« Un des moyens d’optimiser l’itinéraire technique des broutards jeunes issus de vêlages d’automne est le pâturage tournant », assure Adrien Demarbaix. Le responsable de Ferm’Inov (Jalogny, Saône-et-Loire), intervenait lors des biennales de FarmXP à Rennes, le 3 février 2026.

Comparer des lots avec et sans concentrés

En 2021 et 2022, deux lots de broutards ont été comparés. La complémentation a commencé à la mi-novembre, à hauteur de 1 kg de concentrés par 100 kg de poids vif. Ensuite, lors de la phase de pâturage, un seul lot a bénéficié de concentrés.
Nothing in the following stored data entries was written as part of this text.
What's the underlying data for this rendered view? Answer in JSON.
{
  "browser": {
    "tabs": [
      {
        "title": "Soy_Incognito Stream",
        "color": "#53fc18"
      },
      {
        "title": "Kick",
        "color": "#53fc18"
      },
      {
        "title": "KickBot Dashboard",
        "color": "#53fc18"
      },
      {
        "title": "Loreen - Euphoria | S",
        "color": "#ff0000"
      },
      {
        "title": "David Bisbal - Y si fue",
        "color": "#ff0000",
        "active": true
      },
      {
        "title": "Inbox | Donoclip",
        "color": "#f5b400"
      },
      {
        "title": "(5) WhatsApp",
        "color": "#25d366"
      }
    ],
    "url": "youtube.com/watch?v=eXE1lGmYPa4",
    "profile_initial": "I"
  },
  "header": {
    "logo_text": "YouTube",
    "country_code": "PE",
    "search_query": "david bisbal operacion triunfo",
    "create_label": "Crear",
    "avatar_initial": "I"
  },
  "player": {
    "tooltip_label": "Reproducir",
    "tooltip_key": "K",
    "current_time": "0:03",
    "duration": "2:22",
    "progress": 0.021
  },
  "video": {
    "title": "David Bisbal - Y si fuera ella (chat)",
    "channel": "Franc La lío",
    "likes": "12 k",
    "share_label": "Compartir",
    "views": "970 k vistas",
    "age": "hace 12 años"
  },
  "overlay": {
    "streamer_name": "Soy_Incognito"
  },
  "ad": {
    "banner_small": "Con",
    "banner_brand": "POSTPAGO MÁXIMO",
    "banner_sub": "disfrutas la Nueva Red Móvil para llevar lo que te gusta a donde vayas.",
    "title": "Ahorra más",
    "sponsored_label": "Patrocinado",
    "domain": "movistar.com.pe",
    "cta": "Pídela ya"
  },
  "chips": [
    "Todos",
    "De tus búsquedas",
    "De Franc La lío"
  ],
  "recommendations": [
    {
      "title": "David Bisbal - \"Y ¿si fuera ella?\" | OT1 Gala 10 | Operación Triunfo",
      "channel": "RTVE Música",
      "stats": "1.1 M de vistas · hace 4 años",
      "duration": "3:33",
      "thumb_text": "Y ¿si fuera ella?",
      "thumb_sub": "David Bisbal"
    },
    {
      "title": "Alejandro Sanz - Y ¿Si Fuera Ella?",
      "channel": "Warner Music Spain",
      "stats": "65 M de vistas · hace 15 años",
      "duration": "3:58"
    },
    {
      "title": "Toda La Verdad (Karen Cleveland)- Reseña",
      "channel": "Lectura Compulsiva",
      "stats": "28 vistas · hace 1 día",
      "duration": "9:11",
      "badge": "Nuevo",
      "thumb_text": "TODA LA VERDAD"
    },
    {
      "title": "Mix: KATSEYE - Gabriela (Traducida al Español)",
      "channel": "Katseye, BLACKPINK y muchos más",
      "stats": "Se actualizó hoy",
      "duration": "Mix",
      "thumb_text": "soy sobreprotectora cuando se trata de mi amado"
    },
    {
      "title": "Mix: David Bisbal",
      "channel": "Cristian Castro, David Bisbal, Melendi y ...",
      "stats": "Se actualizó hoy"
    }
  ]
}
En 2023 et 2024, la comparaison a eu lieu pendant tout l’itinéraire technique : un lot complémenté, et un sans complémentation de la naissance à la vente, à la fin de juin.

« Sur les périodes de pâturage, la consommation de concentrés est dépendante des conditions climatiques et de la pousse de l’herbe, conclut Jérémy Douhay, ingénieur agronome à l’Institut de l’élevage. Les années où les conditions de pousse de l’herbe sont bonnes, on ne voit pas de différence de gain moyen quotidien [GMQ] entre les deux lots. »

En revanche, la différence est très marquée si les conditions climatiques ne sont pas idéales, comme en 2024. La mise à l’herbe s’est faite tardivement en raison d’un printemps humide entraînant une herbe de mauvaise qualité. Résultat, les GMQ étaient de 1 124 g par jour pour le lot non complémenté, contre 1 359 g par jour pour le lot complémenté sur la période « naissance-vente ».

« En 2023, on observe que les animaux non complémentés en bâtiment sont capables de faire de la croissance compensatrice, note Jérémy Douhay. Ils ont des GMQ élevés avec de bonnes conditions de pâturage. » Au printemps 2021, la pousse de l’herbe était quantitative et qualitative. La différence de croissance observée entre les deux lots était non significative : 1 573 g par jour pour le lot complémenté, contre 1 538 g par jour pour le deuxième sur la période « naissance-vente ».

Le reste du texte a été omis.